By Swati Bhat and Euan Rocha

MUMBAI (Reuters) – The Reserve Bank of India cut its policy interest rate by 25 basis points in a widely expected move on Thursday, while also changing its monetary policy stance to “accommodative” after the economy grew at its slowest in over four years.

The six-member monetary policy committee (MPC) cut the repo rate to 5.75 percent as predicted by 44 of 66 analysts polled by Reuters last week. The reverse repo rate was reduced to 5.50 percent.

All six of the MPC members voted for a 25 basis points cut, and for the policy stance to be changed to “accommodative” from “neutral”.

“A sharp slowdown in investment activity along with a continuing moderation in private consumption growth is a matter of concern,” the MPC said in its statement.

The latest reduction is the third since February, as the RBI has cut rates by a similar amount at both of the last two meetings of the MPC.

Markets reacted to the rate cut and change in stance as the 10-year benchmark bond yield fell to 6.89% from 7% before the policy announcement, while the rupee strengthened to 69.28 per dollar from 69.36 earlier.

The RBI lowered its growth forecast to 7 percent from the April view of 7.2 percent for the 2019/20 April-March fiscal year.

“Going by the macro undercurrents, the rate-cutting cycle will continue in the coming quarters as well,” said Rupa Rege Nitsure, chief economist at L&T Financial, following the MPC’s decision. “Today’s policy actions … give a clear signal that the RBI will continue with easy monetary conditions until it sees a definite improvement in growth-inflation mix.”

Asia’s third largest economy grew at a much slower-than-expected 5.8% annually in the January-March quarter, according to official data released on Friday.

Far quicker growth is needed to generate jobs for the millions of young Indians entering the labor market each month, posing the greatest economic challenge to Prime Minister Narendra Modi, as he begins his second term in office.

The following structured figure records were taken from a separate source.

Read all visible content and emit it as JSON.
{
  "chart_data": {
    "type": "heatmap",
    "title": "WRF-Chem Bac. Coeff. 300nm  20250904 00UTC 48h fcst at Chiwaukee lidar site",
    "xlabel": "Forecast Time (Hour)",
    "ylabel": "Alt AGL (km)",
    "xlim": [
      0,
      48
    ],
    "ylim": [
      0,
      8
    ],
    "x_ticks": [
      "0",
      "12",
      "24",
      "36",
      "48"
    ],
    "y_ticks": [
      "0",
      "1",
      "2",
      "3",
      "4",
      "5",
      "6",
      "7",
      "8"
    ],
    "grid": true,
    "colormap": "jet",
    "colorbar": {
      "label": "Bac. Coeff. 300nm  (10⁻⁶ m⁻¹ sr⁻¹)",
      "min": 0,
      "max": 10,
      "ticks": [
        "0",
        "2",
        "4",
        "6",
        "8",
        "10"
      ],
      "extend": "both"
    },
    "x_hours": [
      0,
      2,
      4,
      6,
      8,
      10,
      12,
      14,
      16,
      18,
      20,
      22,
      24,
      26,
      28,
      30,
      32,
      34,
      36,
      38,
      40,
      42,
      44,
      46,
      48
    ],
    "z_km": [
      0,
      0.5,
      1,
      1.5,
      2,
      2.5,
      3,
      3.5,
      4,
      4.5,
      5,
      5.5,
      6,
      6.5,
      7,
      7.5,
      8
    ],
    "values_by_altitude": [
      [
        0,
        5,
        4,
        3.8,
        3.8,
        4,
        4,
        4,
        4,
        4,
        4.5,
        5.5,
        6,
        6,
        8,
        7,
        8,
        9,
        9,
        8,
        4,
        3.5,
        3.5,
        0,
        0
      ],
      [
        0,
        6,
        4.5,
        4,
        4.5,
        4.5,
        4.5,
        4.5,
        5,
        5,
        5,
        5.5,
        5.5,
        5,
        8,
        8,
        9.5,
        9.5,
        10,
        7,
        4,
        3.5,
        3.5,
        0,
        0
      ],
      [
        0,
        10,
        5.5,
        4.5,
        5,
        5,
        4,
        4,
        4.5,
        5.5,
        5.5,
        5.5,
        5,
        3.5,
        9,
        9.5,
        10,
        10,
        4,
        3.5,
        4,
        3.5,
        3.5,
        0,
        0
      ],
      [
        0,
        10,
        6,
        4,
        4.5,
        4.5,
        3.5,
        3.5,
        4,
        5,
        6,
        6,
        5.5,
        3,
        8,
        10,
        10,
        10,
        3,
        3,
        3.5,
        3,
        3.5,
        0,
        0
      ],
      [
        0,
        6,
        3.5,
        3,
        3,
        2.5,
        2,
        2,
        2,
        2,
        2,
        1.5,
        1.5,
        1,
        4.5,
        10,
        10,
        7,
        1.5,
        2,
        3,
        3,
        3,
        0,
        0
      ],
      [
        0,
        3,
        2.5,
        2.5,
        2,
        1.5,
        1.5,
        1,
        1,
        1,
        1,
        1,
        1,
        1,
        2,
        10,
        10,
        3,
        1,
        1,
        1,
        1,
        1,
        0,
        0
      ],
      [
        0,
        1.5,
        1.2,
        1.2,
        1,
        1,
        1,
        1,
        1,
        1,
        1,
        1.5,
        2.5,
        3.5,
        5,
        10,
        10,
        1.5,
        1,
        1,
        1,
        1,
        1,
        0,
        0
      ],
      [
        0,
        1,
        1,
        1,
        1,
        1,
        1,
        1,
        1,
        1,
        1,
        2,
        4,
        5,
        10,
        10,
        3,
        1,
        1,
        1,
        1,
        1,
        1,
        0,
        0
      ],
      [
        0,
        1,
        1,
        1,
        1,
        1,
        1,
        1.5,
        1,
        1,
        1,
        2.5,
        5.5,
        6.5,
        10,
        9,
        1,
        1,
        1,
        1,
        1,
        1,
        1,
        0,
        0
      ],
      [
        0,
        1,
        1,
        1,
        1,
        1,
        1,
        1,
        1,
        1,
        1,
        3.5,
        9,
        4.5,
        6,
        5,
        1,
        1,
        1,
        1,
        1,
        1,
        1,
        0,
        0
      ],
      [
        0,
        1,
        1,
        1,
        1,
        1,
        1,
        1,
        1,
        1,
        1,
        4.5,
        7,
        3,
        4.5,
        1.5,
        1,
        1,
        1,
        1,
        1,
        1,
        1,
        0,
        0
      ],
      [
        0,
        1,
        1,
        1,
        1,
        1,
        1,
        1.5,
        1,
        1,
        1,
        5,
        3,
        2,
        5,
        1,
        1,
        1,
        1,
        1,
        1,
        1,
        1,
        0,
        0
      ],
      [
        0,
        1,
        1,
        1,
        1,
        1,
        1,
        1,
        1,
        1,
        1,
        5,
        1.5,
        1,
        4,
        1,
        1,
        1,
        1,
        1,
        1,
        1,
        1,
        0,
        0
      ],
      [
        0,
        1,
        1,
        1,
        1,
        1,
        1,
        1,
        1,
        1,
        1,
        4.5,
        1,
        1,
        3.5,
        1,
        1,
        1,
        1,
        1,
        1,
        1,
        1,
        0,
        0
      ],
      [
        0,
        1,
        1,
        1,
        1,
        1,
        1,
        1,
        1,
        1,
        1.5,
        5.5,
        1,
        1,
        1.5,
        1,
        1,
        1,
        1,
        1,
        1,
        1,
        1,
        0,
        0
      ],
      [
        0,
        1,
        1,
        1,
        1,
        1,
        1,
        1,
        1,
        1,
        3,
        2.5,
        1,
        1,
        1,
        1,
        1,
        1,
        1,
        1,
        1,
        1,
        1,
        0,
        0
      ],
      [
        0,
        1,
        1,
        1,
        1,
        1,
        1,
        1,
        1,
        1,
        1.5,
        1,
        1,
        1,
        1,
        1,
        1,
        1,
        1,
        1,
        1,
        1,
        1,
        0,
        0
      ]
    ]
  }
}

India’s new Finance Minister Nirmala Sitharaman could propose tax cuts to boost demand when she presents her maiden budget following her switch from the defense ministry. Modi is also expected to launch major economic reforms, having secured a second term with a landslide election victory last month.

Modi’s new government has set up two cabinet committees to find ways to spur job creation and investment, it said on Thursday, after data showed a leap in unemployment and sharp fall in economic growth.

The RBI marginally raised its retail inflation outlook for the first half of fiscal 2019-20 to a range of 3% to 3.1% from a range of 2.9% to 3% that it had outlined in April. It slightly trimmed its inflation outlook for the back half of the year however, to 3.4% to 3.7% from its earlier projection of 3.5% to 3.8%.

“The headline inflation trajectory remains below the target mandated to the MPC even after taking into account the expected transmission of the past two policy rate cuts,” the MPC said.